1. Daily
Update Monday Oct. 13
a. Woke
up, breakfasted on peanut butter banana, then took physics test. It went fine—I
answered all the questions and don’t think I missed any, but there were enough
questions that my first pass over the questions left me with little time to
blunder-check.
b. Did
hw with Eleanor, John.
c. Went
to Lunchbox Seminar. This time speaker was a young professor from Stanford by
way of Cambridge and some other prestigious places. He discussed the connection
of classical (Einstein, non-quantum) theories describing black holes to
descriptions of systems involving strongly coupled interactions, specifically metals
that don’t conduct normally. It was pretty intense, but here’s my “quick”
breakdown:
i. Electrons
in conducting metals actually interact strongly with each other, but because
all the momentum states available to the electrons in the metals are already filled,
(Pauli exclusion principle dictates more than two electrons can’t occupy same
state) the electrons can’t scatter into new states, so we can treat them as if
they don’t interact significantly with each other and act as “billiard balls”
influenced only by potential field.
ii. A
specific class of metals that don’t conduct normally, when electrons are
intentionally removed or added so that the electrons can move from state to
state and interact with each other, offer such high resistivity to flow that
the implication is that the mean path the electron can travel before hitting an
obstruction is less than the “wavelength” that the electron has when considered
as wave.
iii. I’m
fuzzy on this, but these strong electron-electron attractions and the other
quantum-dynamical effects having to do with wavelength > mean free path
makes the interacting electrons a strongly coupled system.
iv. Which
brings us to similarities with black holes, “strongly coupled systems”.
v. These
respond to perturbations like normal thermodynamical systems do; by diffusing
them across the entire black hole.
vi. Which
leads to strong thermodynamical/entropy-related analogy where the black hole
can be thought of as the strongly coupled equivalent of a normal
thermodynamical system.
vii. Darn
it, I guess I didn’t really understand it all that well. Bits and pieces.
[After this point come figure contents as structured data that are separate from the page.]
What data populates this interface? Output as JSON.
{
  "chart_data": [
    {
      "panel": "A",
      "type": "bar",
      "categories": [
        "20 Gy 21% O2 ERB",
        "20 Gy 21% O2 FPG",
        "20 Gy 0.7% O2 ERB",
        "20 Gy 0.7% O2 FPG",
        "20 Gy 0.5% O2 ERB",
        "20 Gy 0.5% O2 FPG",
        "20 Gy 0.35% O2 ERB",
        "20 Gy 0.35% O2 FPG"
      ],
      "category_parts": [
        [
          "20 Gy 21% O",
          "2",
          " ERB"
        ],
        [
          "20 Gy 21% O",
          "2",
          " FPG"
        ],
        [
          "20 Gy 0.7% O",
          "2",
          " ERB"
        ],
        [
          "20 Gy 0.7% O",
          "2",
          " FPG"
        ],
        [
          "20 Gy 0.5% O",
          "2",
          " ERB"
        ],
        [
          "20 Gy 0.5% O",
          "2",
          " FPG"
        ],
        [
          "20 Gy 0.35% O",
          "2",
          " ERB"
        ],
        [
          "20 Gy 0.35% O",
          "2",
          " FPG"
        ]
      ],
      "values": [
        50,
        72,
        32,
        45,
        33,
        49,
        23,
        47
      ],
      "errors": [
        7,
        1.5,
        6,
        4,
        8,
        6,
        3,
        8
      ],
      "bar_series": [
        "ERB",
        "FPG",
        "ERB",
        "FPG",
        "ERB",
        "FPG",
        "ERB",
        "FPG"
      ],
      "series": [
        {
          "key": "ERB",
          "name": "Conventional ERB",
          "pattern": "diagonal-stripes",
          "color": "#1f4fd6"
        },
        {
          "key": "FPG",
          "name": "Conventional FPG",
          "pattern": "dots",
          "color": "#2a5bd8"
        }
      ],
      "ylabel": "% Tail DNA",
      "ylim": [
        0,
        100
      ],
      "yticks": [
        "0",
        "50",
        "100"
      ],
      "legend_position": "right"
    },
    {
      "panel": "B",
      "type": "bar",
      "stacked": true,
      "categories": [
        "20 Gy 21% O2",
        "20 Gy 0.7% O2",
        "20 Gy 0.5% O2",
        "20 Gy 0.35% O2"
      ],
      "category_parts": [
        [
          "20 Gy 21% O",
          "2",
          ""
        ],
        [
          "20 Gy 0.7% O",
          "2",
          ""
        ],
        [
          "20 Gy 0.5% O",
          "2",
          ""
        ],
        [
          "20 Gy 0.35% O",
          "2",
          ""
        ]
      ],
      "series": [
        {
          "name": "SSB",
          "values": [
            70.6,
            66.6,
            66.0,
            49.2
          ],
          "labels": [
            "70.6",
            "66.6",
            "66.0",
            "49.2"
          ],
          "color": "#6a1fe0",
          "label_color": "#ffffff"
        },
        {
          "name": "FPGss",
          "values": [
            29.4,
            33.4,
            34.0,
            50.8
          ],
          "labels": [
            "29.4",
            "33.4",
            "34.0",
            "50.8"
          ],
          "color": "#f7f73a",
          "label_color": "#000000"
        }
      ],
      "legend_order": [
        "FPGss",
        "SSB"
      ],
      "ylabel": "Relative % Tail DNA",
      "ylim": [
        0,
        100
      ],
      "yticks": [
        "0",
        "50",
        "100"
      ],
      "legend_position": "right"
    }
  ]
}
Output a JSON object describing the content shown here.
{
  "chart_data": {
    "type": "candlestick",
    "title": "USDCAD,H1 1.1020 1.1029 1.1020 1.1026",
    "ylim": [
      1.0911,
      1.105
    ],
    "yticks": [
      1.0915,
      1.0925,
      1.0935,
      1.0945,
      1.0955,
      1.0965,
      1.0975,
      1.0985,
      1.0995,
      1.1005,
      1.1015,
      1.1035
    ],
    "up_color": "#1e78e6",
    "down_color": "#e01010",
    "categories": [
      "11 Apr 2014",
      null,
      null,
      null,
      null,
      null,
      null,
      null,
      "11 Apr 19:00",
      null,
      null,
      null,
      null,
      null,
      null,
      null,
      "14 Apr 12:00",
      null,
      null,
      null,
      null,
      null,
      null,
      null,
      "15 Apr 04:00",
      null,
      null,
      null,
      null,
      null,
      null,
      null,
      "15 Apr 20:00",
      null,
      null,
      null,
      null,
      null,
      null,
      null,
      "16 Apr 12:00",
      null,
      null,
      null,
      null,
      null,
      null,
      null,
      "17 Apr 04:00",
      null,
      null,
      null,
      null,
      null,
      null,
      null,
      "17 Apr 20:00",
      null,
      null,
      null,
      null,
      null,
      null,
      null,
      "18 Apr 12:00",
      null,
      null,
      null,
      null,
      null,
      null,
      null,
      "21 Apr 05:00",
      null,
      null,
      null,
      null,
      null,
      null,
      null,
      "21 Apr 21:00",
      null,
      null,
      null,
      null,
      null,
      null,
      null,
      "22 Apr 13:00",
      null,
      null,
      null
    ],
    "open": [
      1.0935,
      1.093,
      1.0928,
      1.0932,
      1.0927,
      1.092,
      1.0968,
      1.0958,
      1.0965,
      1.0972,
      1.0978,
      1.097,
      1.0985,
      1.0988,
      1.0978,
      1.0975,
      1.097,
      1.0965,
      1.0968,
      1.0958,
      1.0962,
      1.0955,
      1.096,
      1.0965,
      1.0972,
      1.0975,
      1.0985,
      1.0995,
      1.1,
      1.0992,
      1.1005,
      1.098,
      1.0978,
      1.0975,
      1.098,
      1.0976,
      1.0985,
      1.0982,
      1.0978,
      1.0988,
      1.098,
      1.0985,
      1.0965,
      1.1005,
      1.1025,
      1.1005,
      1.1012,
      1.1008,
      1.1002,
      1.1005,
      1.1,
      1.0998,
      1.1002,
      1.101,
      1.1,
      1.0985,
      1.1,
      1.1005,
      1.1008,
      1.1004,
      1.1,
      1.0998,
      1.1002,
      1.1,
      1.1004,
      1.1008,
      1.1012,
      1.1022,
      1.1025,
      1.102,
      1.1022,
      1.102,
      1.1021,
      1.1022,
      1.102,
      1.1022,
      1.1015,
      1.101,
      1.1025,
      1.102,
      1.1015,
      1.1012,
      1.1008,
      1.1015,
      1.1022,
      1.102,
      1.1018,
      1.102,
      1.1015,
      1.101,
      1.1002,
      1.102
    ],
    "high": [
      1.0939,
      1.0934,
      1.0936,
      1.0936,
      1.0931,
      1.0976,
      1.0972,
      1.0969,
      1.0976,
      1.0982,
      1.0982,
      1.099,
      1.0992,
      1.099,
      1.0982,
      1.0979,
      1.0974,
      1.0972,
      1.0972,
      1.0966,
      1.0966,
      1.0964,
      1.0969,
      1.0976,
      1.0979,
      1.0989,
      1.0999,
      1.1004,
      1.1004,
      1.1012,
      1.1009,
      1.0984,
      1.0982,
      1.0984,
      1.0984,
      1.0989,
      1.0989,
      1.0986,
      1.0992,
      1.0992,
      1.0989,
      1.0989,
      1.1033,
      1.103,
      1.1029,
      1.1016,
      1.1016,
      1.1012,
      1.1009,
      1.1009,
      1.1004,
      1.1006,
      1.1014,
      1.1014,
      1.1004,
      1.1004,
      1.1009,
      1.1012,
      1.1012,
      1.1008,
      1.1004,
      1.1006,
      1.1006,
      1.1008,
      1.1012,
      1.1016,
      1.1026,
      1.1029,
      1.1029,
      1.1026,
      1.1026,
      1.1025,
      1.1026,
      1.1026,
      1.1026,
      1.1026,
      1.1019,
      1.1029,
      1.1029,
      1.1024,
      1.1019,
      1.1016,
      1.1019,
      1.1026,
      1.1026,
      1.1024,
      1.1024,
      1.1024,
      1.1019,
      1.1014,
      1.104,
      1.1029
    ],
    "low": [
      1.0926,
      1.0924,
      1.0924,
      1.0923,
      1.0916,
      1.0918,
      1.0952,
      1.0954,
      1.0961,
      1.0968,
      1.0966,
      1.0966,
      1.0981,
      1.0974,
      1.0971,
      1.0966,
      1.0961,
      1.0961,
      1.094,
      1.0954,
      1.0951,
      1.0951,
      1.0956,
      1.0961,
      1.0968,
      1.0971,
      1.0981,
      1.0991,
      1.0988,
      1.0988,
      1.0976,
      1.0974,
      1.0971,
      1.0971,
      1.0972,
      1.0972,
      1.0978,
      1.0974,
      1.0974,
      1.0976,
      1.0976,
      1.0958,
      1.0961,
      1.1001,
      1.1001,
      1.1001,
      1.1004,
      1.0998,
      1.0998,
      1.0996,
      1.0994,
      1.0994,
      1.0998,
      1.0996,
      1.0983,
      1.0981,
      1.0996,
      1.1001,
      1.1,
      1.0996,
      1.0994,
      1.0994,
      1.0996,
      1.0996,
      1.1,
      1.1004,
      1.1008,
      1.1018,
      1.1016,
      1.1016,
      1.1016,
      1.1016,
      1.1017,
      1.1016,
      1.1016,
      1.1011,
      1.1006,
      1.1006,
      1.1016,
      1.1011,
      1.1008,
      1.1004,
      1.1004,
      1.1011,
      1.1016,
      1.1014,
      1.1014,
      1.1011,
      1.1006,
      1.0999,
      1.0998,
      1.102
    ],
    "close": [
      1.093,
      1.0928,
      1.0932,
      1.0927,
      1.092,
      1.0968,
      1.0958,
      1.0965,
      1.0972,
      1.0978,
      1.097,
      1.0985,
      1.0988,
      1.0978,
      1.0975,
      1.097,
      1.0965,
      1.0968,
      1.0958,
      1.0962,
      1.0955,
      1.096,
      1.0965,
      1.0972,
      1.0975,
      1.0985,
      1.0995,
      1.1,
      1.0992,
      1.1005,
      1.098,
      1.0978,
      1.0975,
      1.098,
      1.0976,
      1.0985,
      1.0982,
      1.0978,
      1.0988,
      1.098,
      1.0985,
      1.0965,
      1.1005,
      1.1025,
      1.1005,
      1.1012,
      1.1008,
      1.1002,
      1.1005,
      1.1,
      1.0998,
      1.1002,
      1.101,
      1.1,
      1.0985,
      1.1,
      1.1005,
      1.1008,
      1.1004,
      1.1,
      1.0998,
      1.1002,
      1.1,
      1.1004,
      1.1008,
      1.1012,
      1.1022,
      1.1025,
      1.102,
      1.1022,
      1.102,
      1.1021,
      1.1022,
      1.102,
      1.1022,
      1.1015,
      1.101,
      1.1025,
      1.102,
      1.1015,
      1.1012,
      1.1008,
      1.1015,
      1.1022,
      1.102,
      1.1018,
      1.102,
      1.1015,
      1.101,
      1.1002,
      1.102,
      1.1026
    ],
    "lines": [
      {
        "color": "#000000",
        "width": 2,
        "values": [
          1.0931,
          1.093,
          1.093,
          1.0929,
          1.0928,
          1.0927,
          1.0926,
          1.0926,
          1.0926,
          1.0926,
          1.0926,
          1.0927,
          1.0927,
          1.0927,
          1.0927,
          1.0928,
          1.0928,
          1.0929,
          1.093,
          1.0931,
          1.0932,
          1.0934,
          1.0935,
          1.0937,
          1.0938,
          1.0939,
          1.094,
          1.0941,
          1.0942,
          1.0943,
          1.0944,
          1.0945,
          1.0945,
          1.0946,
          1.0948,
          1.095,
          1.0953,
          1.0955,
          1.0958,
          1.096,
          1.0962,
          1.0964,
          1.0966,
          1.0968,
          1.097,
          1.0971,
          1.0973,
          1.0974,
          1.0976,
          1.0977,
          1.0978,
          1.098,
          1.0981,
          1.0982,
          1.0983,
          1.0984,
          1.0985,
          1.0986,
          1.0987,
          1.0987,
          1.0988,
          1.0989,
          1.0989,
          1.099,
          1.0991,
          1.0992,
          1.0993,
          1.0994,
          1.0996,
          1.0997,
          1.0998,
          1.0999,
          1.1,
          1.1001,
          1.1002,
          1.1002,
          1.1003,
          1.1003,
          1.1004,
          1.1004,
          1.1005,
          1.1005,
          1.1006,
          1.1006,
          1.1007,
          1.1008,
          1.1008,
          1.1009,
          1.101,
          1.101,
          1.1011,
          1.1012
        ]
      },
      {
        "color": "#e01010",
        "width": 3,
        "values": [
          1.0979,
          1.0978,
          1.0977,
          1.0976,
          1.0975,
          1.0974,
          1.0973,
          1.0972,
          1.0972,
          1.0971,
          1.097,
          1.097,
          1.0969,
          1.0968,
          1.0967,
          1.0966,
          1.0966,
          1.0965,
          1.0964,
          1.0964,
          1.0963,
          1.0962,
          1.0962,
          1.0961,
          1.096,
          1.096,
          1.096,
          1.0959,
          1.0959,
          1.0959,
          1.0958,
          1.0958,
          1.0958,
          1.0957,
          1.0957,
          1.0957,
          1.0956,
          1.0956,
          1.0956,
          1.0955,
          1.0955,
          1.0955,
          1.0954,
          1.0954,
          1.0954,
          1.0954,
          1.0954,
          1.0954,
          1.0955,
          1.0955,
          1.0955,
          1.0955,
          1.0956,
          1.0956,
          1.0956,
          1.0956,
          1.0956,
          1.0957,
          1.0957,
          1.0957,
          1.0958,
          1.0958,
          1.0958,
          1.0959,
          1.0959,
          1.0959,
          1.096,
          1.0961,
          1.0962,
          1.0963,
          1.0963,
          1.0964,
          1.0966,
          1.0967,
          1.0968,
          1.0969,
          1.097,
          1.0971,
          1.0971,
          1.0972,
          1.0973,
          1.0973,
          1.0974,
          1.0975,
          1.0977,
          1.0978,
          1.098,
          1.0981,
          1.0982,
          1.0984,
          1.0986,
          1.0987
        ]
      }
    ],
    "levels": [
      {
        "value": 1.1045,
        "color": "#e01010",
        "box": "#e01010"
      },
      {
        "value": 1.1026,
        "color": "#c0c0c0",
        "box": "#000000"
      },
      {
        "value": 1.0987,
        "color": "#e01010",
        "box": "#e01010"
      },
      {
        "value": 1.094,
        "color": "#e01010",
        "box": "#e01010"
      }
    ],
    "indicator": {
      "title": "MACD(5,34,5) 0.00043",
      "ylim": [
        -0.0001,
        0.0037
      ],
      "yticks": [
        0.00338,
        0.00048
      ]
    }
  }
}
Later, at 4:00, I went to the full colloquium version of the talk (my physics
professor was there, and we talked a little tiny bit about the research he was
doing.
viii.
At the colloquium, he talked about the
characteristics of the weird metals a little more, showing how the conductivity
of the metals with respect to temperature could be theoretically related to the
black hole’s responses to perturbation with respect to the “temperature” of the
black hole, (which is the energy that the “paired” particles it somehow
quantum-dynamically emits). He discussed a peak in the conductivity function
called the Drude (Drud-uh) peak, and described how quantities relating to the
peak could be computed with the black-hole approach. He finished with a
discussion of how the similarities in the metals’ conductivities could be the
results of fundamental bounds on entropy and “viscosity”. Complicated.
ix. Just
want to point out I’ve now heard from an experimenter and a theorist, and their
perspectives on physics were wildly different. I think observing that split
will be interesting.
d. Went
back to dorm, did a little hw, then went to CS class. Discussed complexity
analysis and three algorithms for finding the subsequence with the maximum
cumulative sum within an array of positive and negative integer values; the
most efficient O(n) algorithm was very clever.
e. Went
to physics colloquium, described above.
f. Intended
to go to chess club, but randomly found Go club hanging out in the Society of
Physics Students lounge. They were very nice. I played a training game, finally
learned how Go’s dang-gone scoring system works. I happened to guess correctly
what research a biochem major, Rachel, was doing, and she recommended me a
paper by a UW prof.
g. Went
back to dorm. Ate dinner (chicken strips at the 8) with Jamie. Then we headed
to Ultimate. I played pretty well and actually scored 3 goals, but our team
lost :(
h. I
decided, in a crazy LEROY (there’s a strange inside joke associated with the name
Leroy Jenkins; if you don’t know what it refers to, I associate Leroy with
hustle and reckless abandon) move, to go back to the dorm, change shoes, and go
play badminton with the Badminton Club, which I’d been neglecting for the past
2 weeks.
i. I
got my butt kicked by a guy in my CS Honors class and went back to the dorm.
Posted my discussion question for the education class, then went down to Rick’s
for cheap ice cream. I met up with Xin on the way down. (I don’t think I’ve
mentioned Xin (pronounced Sheen) yet; he’s a super nice guy in my physics
class, very guileless and always smiling. I played tennis with him and his
roommate Hayden a couple days ago.) He said, smiling, that the physics test had
ruined his day. But he was beaming like a loon when the Rick’s volunteer
scooper rewarded his $1.75 for a single scoop in a waffle cone with the most
enormous mound of ice cream I’d ever seen. He had to share it with people in
the lounge.
j. I
ate my ice cream and read physics.
k.
Wrote log and went to bed.
beaming like a loon.....priceless!!!!